In 1970, the first case of monkeypox in humans was recorded in the Democratic Republic of the Congo. To this day, the DRC and other Central and West African countries, including Nigeria, see the vast majority of monkeypox outbreaks. Cases usually crop up in heavily forested, rural areas. "These are populations that are routinely hunting wild animals or have close contact with wild animals in the forest," McCollum says.
Once a human contracts monkeypox, they can pass it to other humans via respiratory droplets or contact with skin lesions. It is much less contagious than COVID-19 or other respiratory viruses when spread through the air, but it can linger on surfaces. Typically, close family members or caregivers of people with monkeypox are at the highest risk of becoming infected. Animal-to-human transmission also can occur when someone is bitten or scratched by an infected animal or if they eat infected bush meat.
So how likely is monkeypox to become a pandemic? In short, it's not likely, but we should continue to be cautious.
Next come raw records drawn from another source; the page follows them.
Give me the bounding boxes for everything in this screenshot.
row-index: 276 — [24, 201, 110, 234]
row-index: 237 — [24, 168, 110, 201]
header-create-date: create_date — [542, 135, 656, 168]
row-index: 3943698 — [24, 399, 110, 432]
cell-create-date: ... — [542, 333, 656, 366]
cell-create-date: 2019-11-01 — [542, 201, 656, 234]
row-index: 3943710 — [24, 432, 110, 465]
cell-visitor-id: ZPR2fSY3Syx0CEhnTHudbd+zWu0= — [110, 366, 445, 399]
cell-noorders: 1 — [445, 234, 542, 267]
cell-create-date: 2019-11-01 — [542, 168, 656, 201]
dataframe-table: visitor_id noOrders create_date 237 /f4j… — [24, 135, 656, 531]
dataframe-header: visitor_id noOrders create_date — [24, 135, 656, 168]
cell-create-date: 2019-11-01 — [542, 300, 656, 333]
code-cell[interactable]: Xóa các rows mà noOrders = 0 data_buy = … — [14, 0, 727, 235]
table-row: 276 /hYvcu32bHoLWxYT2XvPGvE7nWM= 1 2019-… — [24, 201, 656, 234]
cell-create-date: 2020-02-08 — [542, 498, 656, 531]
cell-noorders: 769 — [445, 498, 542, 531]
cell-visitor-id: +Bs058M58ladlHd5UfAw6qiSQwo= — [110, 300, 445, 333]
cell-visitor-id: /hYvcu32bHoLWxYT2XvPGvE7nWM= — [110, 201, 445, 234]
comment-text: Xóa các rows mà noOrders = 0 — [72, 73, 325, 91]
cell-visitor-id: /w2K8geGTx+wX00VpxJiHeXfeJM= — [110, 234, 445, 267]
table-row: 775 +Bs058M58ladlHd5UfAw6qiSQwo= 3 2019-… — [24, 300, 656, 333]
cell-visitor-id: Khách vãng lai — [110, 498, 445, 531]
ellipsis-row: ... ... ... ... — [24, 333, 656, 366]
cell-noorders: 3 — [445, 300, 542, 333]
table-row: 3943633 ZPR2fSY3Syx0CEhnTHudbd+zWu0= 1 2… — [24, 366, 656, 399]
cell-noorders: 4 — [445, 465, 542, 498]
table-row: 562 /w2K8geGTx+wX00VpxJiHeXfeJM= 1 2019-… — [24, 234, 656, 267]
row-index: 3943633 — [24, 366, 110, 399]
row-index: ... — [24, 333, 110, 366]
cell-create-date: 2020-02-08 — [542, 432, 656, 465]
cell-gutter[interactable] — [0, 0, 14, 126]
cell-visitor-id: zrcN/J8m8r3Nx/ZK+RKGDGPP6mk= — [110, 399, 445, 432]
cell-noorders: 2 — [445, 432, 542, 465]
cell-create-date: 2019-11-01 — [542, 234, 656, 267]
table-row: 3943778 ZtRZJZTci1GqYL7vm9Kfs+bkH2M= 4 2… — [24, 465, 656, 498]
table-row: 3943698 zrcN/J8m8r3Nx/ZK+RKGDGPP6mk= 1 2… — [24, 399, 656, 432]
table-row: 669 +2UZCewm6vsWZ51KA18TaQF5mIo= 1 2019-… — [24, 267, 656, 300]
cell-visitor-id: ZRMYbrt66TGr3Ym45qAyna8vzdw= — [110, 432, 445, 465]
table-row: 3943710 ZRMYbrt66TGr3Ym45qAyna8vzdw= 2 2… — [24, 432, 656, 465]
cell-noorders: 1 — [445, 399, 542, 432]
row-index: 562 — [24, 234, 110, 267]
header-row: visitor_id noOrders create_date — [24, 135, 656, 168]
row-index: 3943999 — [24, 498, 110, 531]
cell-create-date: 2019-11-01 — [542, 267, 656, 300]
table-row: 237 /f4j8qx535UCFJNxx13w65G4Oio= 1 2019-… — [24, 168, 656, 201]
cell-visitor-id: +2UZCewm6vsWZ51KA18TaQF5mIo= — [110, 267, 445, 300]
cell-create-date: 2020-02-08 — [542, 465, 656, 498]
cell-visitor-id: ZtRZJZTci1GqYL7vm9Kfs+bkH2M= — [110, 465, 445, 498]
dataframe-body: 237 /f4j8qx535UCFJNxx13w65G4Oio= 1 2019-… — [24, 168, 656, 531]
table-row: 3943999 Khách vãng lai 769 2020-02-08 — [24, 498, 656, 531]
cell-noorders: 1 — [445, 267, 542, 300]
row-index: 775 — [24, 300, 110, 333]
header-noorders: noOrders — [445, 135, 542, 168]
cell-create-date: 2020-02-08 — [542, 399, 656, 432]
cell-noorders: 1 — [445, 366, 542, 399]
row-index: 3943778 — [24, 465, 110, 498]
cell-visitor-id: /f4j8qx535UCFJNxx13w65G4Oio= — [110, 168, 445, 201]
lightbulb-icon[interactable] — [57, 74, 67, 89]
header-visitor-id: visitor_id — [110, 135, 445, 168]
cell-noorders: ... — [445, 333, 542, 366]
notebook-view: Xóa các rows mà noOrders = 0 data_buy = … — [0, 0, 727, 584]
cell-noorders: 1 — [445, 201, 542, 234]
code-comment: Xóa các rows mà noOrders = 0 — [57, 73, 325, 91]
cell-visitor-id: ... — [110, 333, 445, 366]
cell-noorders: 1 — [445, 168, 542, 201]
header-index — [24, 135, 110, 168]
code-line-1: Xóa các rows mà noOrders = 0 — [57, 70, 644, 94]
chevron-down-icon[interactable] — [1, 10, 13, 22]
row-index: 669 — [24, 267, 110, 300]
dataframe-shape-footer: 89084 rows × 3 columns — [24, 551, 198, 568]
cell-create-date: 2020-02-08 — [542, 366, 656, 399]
Like the patient in Massachusetts, seven of the eight confirmed cases in the U.K. had not traveled to Africa, and had no contact with the one patient who was known to have traveled to Nigeria, the U.K. Health Security Agency (UKHSA) said. That suggests they caught the virus in England. The UKHSA also said more than half of the cases in London are in gay or bisexual men. It is urging men who are gay and bisexual to be aware of any unusual rashes or lesions and to contact a sexual health service immediately.
"This [outbreak] is rare and unusual," Dr. Susan Hopkins, UKHSA chief medical adviser, said in a statement Monday, May 16. "UKHSA is rapidly investigating the source of these infections because the evidence suggests that there may be transmission of the monkeypox virus in the community, spread by close contact."
"Many of these global reports of monkeypox cases are occurring within sexual networks," Inger Damon, M.D., Ph.D., said in a statement. Damon is the director of the CDC's division of High-Consequence Pathogens and Pathology and a poxvirus expert with more than 20 years' experience. "However, health care providers should be alert to any rash that has features typical of monkeypox. We're asking the public to contact their health care provider if they have a new rash and are concerned about monkeypox."